De esta manera, Bevan argumentaba que la destrucción del patrimonio no es más que la destrucción de la memoria, en el momento en el que la identidad y las memorias asociadas con el objeto atacado se destruyen durante el acto. En el caso de Bamiyán, el régimen talibán no sólo buscaba destruir unas estatuas hechas de piedra, sino también buscaba afectar de manera simbólica a la población local de la etnia hazara. La mayoría de los hazara se consideran así mismos como chiítas, y han sufrido marginalización, persecución y exclusión desde que el estado afgano se consolidara a finales del siglo 19. Los talibanes no fueron diferentes respecto a gobiernos anteriores hacia los hazara. No obstante, en su afán de destrucción, los gobiernos anteriores no utilizaron el patrimonio cultural del país para ejercer presión sobre la población local. En cambio, los talibanes querían dañar a los hazara, quienes, aunque no son budistas, consideraban a las estatuas como parte de su identidad étnica.
Por primera vez en la historia de la iconoclasia, la destrucción de las estatuas representa una acción nunca antes vista, pues los talibanes vieron el valor que las estatuas tenían para occidente y la población local, y decidieron explotarlas una vez que corroboraron que los países occidentales que les pedían que no las destruyeran, no estaban dispuestas a enviar ayuda humanitaria. Los afganos se podían morir de hambre, pero había que salvar las estatuas a toda costa, era el argumento que varias instituciones occidentales hipócritamente revelaron en sus comunicados.

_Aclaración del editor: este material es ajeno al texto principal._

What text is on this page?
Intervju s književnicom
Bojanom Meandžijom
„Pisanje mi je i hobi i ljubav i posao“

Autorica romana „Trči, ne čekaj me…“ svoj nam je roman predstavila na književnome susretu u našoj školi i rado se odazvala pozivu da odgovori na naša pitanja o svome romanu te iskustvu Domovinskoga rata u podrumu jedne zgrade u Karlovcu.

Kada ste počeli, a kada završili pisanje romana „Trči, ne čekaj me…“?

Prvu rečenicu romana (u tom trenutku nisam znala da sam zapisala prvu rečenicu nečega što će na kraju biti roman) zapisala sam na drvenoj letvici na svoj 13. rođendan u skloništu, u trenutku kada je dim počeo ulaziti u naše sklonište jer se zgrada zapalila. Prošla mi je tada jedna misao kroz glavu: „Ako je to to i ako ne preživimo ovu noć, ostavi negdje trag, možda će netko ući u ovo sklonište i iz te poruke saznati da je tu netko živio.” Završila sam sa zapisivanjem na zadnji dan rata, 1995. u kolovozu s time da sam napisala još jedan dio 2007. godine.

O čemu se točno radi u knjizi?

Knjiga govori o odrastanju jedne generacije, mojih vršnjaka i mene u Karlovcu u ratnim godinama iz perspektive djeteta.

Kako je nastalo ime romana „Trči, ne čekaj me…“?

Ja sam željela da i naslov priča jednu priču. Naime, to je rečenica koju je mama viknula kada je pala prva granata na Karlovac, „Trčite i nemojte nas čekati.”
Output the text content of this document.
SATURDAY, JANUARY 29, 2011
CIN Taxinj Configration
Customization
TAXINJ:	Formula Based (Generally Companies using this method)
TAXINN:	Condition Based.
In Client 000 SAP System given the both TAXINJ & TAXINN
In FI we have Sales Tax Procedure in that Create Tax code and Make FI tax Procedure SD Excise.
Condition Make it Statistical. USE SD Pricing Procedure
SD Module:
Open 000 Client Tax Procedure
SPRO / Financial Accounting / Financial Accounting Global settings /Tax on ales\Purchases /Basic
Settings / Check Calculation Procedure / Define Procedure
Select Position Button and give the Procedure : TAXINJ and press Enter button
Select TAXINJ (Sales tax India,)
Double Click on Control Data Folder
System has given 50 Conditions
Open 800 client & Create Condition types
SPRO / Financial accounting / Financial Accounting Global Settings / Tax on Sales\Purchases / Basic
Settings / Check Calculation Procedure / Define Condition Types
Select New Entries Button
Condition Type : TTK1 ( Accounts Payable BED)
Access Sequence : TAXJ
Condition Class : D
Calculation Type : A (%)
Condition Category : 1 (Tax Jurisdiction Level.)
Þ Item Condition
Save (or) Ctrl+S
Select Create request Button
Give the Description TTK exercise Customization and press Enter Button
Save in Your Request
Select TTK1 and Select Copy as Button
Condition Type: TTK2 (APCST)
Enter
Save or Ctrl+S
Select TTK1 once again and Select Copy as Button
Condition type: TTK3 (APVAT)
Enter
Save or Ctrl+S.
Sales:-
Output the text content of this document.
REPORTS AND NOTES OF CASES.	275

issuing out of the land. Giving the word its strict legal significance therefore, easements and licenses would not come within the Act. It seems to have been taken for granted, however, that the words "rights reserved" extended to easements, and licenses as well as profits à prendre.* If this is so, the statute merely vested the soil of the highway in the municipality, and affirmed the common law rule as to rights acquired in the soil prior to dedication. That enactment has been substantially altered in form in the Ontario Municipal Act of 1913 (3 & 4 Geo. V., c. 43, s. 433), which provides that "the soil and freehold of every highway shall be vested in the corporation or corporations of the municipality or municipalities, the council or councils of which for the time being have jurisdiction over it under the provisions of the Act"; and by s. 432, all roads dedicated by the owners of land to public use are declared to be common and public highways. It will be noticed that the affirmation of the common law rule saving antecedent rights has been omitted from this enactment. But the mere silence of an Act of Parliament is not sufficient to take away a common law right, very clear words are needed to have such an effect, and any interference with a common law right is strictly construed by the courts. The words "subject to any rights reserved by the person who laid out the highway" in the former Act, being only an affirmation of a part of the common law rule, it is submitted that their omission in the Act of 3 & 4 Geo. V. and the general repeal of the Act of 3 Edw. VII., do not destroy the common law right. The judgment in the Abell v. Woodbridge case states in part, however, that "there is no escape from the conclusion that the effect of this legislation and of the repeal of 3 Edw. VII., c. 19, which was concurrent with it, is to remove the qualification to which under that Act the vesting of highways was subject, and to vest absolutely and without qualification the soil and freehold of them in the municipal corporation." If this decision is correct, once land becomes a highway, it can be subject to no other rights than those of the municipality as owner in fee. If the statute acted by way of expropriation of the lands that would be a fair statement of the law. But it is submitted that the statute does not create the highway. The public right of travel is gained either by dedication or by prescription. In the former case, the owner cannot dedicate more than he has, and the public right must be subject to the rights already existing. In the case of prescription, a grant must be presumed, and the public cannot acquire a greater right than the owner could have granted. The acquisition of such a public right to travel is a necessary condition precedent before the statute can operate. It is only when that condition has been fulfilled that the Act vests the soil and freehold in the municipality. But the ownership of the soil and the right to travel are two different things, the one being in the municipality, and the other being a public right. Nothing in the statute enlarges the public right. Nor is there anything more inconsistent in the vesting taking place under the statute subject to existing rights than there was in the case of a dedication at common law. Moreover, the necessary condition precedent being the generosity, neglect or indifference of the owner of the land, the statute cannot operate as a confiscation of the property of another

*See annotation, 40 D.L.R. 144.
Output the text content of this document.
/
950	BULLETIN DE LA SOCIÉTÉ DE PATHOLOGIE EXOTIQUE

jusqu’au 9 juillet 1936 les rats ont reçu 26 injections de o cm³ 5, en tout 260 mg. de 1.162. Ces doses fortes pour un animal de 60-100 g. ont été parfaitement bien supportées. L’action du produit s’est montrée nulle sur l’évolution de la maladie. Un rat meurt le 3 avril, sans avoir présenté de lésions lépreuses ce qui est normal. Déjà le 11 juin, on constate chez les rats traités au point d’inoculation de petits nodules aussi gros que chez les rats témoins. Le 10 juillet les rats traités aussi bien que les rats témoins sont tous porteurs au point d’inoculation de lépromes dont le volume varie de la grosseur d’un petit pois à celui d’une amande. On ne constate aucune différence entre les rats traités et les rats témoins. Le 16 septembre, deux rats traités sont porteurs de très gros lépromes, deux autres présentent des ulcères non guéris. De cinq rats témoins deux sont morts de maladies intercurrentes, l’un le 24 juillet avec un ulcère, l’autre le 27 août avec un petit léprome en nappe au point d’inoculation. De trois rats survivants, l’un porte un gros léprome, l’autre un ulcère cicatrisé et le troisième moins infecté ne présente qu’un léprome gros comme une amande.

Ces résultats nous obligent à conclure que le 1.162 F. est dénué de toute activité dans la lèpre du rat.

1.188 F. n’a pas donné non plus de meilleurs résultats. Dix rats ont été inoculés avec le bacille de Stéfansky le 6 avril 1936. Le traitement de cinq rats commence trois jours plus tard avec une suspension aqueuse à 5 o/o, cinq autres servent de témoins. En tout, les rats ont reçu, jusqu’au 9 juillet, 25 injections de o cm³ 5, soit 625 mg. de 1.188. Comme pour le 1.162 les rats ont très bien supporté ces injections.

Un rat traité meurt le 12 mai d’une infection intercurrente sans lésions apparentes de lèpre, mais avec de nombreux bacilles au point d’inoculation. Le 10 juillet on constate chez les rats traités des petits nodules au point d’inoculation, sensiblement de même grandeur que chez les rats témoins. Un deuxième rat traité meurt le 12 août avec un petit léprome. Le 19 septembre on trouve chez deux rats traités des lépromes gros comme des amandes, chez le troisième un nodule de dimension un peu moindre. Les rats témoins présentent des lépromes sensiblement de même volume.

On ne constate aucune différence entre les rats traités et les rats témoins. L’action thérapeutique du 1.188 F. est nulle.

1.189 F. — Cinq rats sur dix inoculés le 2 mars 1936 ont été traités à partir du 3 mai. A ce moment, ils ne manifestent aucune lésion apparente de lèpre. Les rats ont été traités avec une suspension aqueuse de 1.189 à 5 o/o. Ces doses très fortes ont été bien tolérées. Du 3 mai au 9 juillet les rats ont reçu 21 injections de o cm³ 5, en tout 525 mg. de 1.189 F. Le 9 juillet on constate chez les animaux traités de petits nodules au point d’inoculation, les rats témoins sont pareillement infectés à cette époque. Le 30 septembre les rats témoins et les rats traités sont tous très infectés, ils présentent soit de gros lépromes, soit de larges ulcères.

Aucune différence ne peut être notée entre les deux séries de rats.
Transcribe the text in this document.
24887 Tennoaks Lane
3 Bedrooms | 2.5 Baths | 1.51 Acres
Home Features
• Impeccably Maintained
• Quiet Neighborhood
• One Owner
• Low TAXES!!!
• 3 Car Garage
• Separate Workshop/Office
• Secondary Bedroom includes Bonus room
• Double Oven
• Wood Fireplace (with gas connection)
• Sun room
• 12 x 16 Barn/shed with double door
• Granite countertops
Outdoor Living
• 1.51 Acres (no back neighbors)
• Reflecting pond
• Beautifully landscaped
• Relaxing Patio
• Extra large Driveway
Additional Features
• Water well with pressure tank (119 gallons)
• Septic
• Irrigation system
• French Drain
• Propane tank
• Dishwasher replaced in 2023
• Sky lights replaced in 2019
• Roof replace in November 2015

La destrucción de las estatuas también se exacerbó gracias al papel que jugaron los medios masivos de comunicación, quienes contribuyeron a perpetuar la mala imagen que de por sí ya tenían los talibanes, particularmente los medios occidentales. Nunca antes, una destrucción de unas imágenes había desatado tanto interés en los medios como lo fue la destrucción de Bamiyán. La destrucción de las estatuas también supuso lo que años después el historiador del arte suizo Dario Gamboni llamaría las imágenes de destrucción: imágenes que describían un momento en la destrucción de una imagen o monumento y que, a su vez, influenciaban la destrucción de imágenes. Los mejores estudiantes de los Talibanes mejoraron la táctica Talibán con ayuda de las redes sociales: el Estado Islámico, quienes destruyeron cientos de imágenes en Irak y Siria, mientras creaban al mismo tiempo imágenes de destrucciones.
El historiador del arte alemán Horst Bredekamp estipula en su teoría del acto icónico, entre otras cosas, que la destrucción de una imagen es un catalizador de dinámicas sociales que motivan la acción humana e influyen en el desarrollo de una serie de acciones que repercuten en la vida social, aun tiempo después de que las imágenes hayan sido destruidas. En otras palabras, Bredekamp propone ver la destrucción de las imágenes no como un acto que ocurre en solitario, sino en el contexto de todo lo que se desencadena después. Meses después de la destrucción ocurrida en el valle de Bamiyán, dos aviones se estrellaron contra las Torres Gemelas en la ciudad de Nueva York y el mundo cambió radicalmente. Meses después de la destrucción ocurrida en Afganistán, el régimen talibán cayó y el país fue invadido por el ejército de los Estados Unidos de América. El resto es historia.